The goal of django-bulkmodel is to expand on Django’s ORM so that it’s better suited for interacting with bulk data.

  1. Updating data heterogeneously

    The update() method that ships with Django applies a homogeneous update. That is, all model instances in the queryset are updated to the be same value for the columns specified.

    A BulkModel includes a new method named update_fields(), which allows you to update the database with different values for each model instance in the queryset through a single query execution.

    For more details see bulk update user guide and the queryset API reference.

  2. Getting querysets of bulk-created data

    Sometimes you need to create some data and then do some further processing on the created records. However the bulk_create method returns what the database returns: the number of records returned.
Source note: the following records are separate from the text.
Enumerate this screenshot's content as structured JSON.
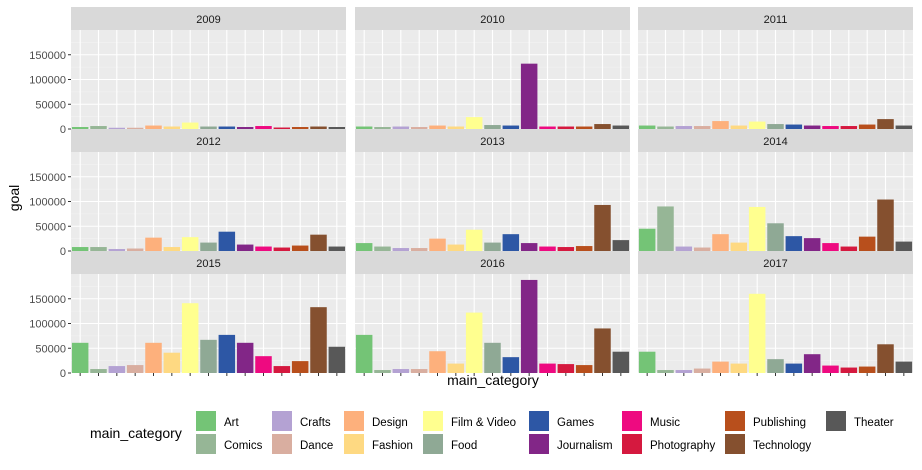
{
  "chart_data": {
    "type": "bar",
    "facet_by": "year",
    "facets": [
      "2009",
      "2010",
      "2011",
      "2012",
      "2013",
      "2014",
      "2015",
      "2016",
      "2017"
    ],
    "categories": [
      "Art",
      "Comics",
      "Crafts",
      "Dance",
      "Design",
      "Fashion",
      "Film & Video",
      "Food",
      "Games",
      "Journalism",
      "Music",
      "Photography",
      "Publishing",
      "Technology",
      "Theater"
    ],
    "colors": [
      "#74c476",
      "#96b696",
      "#b4a2d3",
      "#d9aea0",
      "#fdb07c",
      "#fed982",
      "#ffff8f",
      "#8fa995",
      "#2d57a5",
      "#822687",
      "#ee0a80",
      "#d5193f",
      "#b84f1c",
      "#85502f",
      "#585858"
    ],
    "values": {
      "2009": [
        4000,
        6000,
        2500,
        2500,
        7000,
        5000,
        13000,
        5000,
        5000,
        4000,
        6000,
        3000,
        4000,
        5000,
        4000
      ],
      "2010": [
        5000,
        4000,
        5000,
        4000,
        7000,
        5000,
        24000,
        8000,
        7000,
        132000,
        5000,
        5000,
        5000,
        10000,
        7000
      ],
      "2011": [
        7000,
        5000,
        6000,
        6000,
        16000,
        7000,
        15000,
        10000,
        9000,
        7000,
        6000,
        6000,
        9000,
        20000,
        7000
      ],
      "2012": [
        8000,
        8000,
        4000,
        5000,
        27000,
        8000,
        28000,
        17000,
        39000,
        13000,
        9000,
        7000,
        11000,
        33000,
        9000
      ],
      "2013": [
        16000,
        9000,
        6000,
        6000,
        25000,
        13000,
        43000,
        17000,
        34000,
        16000,
        9000,
        8000,
        10000,
        93000,
        22000
      ],
      "2014": [
        45000,
        90000,
        9000,
        7000,
        34000,
        17000,
        89000,
        56000,
        30000,
        26000,
        16000,
        9000,
        29000,
        104000,
        19000
      ],
      "2015": [
        61000,
        8000,
        14000,
        16000,
        61000,
        41000,
        141000,
        67000,
        77000,
        61000,
        34000,
        14000,
        24000,
        133000,
        53000
      ],
      "2016": [
        77000,
        6000,
        8000,
        8000,
        44000,
        19000,
        122000,
        61000,
        32000,
        188000,
        19000,
        18000,
        16000,
        90000,
        43000
      ],
      "2017": [
        43000,
        6000,
        6000,
        9000,
        23000,
        19000,
        160000,
        28000,
        19000,
        38000,
        15000,
        11000,
        13000,
        58000,
        23000
      ]
    },
    "xlabel": "main_category",
    "ylabel": "goal",
    "yticks": [
      0,
      50000,
      100000,
      150000
    ],
    "ytick_labels": [
      "0",
      "50000",
      "100000",
      "150000"
    ],
    "ylim": [
      0,
      200000
    ],
    "legend_title": "main_category",
    "legend_position": "bottom",
    "grid": true,
    "panel_background": "#ebebeb",
    "strip_background": "#d9d9d9"
  }
}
    A BulkModel allows you to optionally return the queryset of objects created. So unless you can predict the primary key ahead of time, or can uniquely identify the data being inserted from some other combination you won’t be able to get back the inserted data as it’s represented in the database, with an assigned primary key.

    For more details see the bulk create user guide and the queryset API reference.

  3. Concurrent writes

    In many cases and with a sufficiently capable database server you can accelerate bulk loading of data into the database by executing a concurrent write.

    BulkModels make this very easy– exposing three parameters to give you full control over how your writes are constructed.

    In each queryset write method (which includes bulk_create, copy_from_objects, update and update_fields) has the following parameters:

    • batch_size: The size of each chunk to write into the database; this parameter can be used with or without concurrency
    • concurrent: If true, a write will happen concurrently. The default is False
    • max_concurrent_workers: The total number of concurrent workers involved in the event loop.

    For more details see the concurrent writes user guide and the queryset API reference.

  4. Offline connection management

    Django manages the database connection inside a request / response cycle. A BulkModel is expecting data to be interacted with “offline” (meaning outside of the webserver) and checks or refreshes the connection if necessary when interacting with data in bulk.

    You can force a database connection check / refresh with the ensure_connected() queryset method.

    For more details see the connection management user guide and the queryset API reference.

  5. Missing signals

    Django ships with the following signals for interacting with data:

    • Saving a single instance: pre_save and post_save
    • Deleting data: pre_delete and post_delete
    • Changing a many to many relationship: m2m_changed

    What’s missing from this list are signals when data is created in bulk and updated in bulk.

    A BulkModel adds these signals and optionally lets you turn them off when calling any bulk write function.

    For more details see the signals user guide and the signals reference.

  6. Copying data to / from buffers

    A BulkModel allows you write and read data by copying from and to a buffer, for databases that support it.

    For details on how to do this see the copy to/from user guide and the queryset API reference.